Private-sector pension coverage fell by half over two decades

The most recent issue of the Bureau of Labor Statistics’ Monthly Labor Review provides a wealth of interesting—and depressing—statistics about pension coverage in the United States. The BLS’ “visual essay” documents the decline in defined benefit pensions, which now cover 18 percent of private-sector workers, down from 35 percent in the early 1990s.

Household coverage is higher, as many married couples have at least one spouse covered under a plan. Thus, a separate household survey conducted by the Federal Reserve found that 31 percent of households were covered by a defined benefit pension in 2010, though this includes households with workers employed in the public sector as well as retirees and workers covered under plans from previous jobs who are no longer accruing benefits.1

Though many workers are now enrolled in 401(k) plans, these have proven to be a poor substitute, as the typical household approaching retirement has less than two years’ worth of income saved in these accounts. The Fed survey found that the median households aged 55–64 had an income of $55,000 and just $100,000 saved in a retirement account, if they had a retirement account at all. 

The BLS overview shows that pension coverage is much higher in the public sector (78 percent) and among unionized workers (67 percent) in the private sector.

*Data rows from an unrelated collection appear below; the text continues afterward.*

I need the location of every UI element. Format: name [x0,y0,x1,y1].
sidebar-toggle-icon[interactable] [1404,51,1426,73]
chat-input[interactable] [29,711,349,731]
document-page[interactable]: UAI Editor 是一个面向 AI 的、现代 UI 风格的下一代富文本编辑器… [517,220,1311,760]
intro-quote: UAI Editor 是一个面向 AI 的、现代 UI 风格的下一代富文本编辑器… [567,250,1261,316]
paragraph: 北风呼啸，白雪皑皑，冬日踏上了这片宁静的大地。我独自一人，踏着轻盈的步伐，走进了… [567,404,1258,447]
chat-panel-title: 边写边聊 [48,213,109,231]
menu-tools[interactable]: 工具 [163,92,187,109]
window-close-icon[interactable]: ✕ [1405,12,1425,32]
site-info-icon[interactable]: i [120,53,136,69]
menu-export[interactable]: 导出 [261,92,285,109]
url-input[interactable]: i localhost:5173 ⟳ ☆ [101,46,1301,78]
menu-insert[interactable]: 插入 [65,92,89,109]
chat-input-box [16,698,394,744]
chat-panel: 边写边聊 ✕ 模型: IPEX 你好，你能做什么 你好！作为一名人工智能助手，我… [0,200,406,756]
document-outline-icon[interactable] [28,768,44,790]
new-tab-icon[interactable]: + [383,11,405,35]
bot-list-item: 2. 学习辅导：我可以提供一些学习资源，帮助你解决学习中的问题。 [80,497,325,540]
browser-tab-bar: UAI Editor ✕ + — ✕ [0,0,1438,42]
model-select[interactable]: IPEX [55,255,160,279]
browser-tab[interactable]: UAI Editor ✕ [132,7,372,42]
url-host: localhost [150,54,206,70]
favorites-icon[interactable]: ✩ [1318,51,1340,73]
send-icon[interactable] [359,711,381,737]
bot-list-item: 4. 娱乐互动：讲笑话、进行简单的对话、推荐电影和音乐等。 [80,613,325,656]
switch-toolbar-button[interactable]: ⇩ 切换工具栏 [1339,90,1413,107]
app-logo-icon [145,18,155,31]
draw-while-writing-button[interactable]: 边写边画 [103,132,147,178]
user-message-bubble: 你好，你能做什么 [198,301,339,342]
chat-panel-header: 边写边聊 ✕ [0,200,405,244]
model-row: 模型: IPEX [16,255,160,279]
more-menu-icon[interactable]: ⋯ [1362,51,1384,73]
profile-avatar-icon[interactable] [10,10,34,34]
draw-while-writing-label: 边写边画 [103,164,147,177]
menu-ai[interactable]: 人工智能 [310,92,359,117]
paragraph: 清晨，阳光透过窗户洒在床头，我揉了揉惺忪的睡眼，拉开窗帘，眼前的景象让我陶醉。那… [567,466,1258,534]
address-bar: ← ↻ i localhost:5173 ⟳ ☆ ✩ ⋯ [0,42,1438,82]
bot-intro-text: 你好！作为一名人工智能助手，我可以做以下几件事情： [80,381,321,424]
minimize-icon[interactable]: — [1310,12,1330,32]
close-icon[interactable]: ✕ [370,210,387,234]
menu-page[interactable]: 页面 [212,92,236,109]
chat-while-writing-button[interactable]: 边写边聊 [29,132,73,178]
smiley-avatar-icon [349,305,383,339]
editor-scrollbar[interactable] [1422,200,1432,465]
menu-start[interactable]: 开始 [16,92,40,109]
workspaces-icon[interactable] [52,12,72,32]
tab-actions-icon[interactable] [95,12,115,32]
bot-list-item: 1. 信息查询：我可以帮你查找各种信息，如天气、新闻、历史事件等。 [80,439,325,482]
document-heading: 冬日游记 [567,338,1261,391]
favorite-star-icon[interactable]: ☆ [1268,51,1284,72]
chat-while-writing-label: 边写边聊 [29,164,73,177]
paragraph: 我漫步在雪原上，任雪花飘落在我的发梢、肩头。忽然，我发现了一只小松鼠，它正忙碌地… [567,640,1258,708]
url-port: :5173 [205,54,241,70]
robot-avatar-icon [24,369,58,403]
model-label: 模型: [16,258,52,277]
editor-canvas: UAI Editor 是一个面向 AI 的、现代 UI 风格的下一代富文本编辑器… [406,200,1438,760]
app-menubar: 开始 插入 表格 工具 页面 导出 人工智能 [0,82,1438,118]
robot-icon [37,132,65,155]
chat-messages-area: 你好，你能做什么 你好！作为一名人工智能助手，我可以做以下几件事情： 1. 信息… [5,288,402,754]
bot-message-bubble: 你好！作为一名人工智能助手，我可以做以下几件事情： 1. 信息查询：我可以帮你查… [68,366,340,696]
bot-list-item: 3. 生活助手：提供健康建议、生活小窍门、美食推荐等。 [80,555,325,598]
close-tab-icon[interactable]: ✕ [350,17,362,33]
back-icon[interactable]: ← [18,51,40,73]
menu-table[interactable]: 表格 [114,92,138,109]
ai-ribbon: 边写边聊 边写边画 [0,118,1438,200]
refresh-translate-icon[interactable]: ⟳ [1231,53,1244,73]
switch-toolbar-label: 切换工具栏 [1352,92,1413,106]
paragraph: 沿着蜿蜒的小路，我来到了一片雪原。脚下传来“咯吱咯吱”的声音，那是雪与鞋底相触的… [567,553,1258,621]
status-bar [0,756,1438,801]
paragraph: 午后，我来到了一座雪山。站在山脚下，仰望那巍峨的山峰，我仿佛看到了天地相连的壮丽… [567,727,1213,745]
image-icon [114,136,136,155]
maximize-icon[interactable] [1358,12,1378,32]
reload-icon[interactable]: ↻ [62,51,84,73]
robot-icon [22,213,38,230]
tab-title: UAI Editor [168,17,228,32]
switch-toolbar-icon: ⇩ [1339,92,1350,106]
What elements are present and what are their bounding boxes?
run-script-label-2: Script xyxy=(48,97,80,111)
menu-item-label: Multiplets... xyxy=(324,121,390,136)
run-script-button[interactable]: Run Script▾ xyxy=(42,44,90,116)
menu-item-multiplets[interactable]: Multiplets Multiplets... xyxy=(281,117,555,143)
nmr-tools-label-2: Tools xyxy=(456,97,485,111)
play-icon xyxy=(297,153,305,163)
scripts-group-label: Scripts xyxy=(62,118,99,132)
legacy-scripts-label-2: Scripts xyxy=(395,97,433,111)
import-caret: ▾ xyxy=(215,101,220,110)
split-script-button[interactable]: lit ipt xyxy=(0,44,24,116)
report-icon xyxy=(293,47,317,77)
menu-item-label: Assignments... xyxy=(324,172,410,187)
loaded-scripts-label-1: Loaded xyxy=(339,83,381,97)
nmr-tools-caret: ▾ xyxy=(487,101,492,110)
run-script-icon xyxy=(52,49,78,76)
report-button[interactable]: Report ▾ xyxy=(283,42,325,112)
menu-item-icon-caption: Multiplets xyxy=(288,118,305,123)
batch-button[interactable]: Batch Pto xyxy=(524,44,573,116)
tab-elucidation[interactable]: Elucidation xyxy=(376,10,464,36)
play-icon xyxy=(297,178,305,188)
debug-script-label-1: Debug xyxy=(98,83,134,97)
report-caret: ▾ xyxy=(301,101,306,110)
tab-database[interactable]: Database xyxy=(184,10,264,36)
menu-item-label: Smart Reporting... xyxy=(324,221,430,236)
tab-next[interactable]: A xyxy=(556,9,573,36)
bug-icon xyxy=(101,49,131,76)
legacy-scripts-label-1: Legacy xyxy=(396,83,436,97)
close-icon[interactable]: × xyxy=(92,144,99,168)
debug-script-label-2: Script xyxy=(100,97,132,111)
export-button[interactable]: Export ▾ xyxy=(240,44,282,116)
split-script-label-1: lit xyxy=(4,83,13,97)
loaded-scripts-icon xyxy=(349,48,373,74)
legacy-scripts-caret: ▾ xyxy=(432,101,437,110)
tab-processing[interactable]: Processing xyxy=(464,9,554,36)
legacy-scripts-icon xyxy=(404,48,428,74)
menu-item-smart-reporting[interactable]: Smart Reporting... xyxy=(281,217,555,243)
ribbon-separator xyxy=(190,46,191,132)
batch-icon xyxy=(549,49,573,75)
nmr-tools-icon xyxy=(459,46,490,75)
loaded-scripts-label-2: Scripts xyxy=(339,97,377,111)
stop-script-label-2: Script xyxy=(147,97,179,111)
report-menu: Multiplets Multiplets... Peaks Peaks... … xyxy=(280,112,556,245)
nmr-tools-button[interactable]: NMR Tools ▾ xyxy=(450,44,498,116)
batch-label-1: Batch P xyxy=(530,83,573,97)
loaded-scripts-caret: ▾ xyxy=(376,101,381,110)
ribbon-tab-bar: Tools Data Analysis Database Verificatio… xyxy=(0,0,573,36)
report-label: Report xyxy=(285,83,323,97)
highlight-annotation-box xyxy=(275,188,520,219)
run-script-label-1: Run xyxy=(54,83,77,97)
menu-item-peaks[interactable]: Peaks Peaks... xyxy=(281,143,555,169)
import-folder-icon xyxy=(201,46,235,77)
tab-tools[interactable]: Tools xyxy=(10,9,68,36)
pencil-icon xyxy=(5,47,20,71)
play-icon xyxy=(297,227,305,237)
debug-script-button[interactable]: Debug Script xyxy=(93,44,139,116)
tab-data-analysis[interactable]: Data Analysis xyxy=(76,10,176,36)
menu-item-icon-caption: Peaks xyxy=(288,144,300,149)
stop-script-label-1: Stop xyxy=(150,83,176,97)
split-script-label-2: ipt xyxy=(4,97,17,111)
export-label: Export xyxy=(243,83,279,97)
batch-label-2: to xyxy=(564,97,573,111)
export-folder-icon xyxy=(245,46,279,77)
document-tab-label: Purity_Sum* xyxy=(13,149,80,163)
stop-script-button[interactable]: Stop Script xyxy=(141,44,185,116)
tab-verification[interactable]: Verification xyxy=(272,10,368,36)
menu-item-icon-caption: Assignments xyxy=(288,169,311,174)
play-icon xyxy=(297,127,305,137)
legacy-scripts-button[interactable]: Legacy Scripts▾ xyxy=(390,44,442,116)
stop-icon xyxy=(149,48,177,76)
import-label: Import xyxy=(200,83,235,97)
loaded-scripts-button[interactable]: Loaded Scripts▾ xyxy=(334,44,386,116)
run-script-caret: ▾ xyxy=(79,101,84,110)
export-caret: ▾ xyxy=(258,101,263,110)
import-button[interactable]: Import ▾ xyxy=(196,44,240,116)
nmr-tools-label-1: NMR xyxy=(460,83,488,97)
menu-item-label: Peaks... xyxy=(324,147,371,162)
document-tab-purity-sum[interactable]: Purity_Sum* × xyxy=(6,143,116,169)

In contrast, only 13 percent of non-union private-sector workers are covered. The drop in private-sector coverage reflects both a decline in unionization and a decline in coverage among both groups of workers (union and non-union), though the decline was more pronounced among non-union workers.

Traditional pensions are the most cost-effective way to provide retirement security to workers but are not an option for many small businesses because they often require employers to take on long-term liabilities. Thus, 48 percent of private-sector establishments with 500 or more workers offered a pension plan, compared to only 8 percent of establishments with 50 or fewer workers. An exception to this pattern is small businesses in unionized industries such as construction and trucking where multi-employer plans are common and pension coverage is relatively high.

Exacerbating the decline in coverage is the fact that even workers fortunate enough to participate in a defined benefit plan are increasingly likely to be in a hybrid cash balance plan that has features in common with both pensions and 401(k)s. By 2010, 36 percent of participants in private-sector defined benefit plans were enrolled in cash balance plans, and another 3 percent were in other non-traditional plans. Cash balance plans usually provide less security than traditional pensions because the value of the benefit isn’t known in advance but rather depends on the interest applied to account balances. In addition, most cash balance plans allow benefits to be taken in lump sums rather than annuities, so retirees may outlive their savings; and fewer have disability provisions.

There are a few areas of improvement, as pension plans now have shorter vesting periods and are also more likely to offer benefits to domestic partners.


1.  The Fed survey found that 55 percent of households had a work-based retirement plan, and 56 percent of these had a defined benefit plan (55% x 56% = 31%).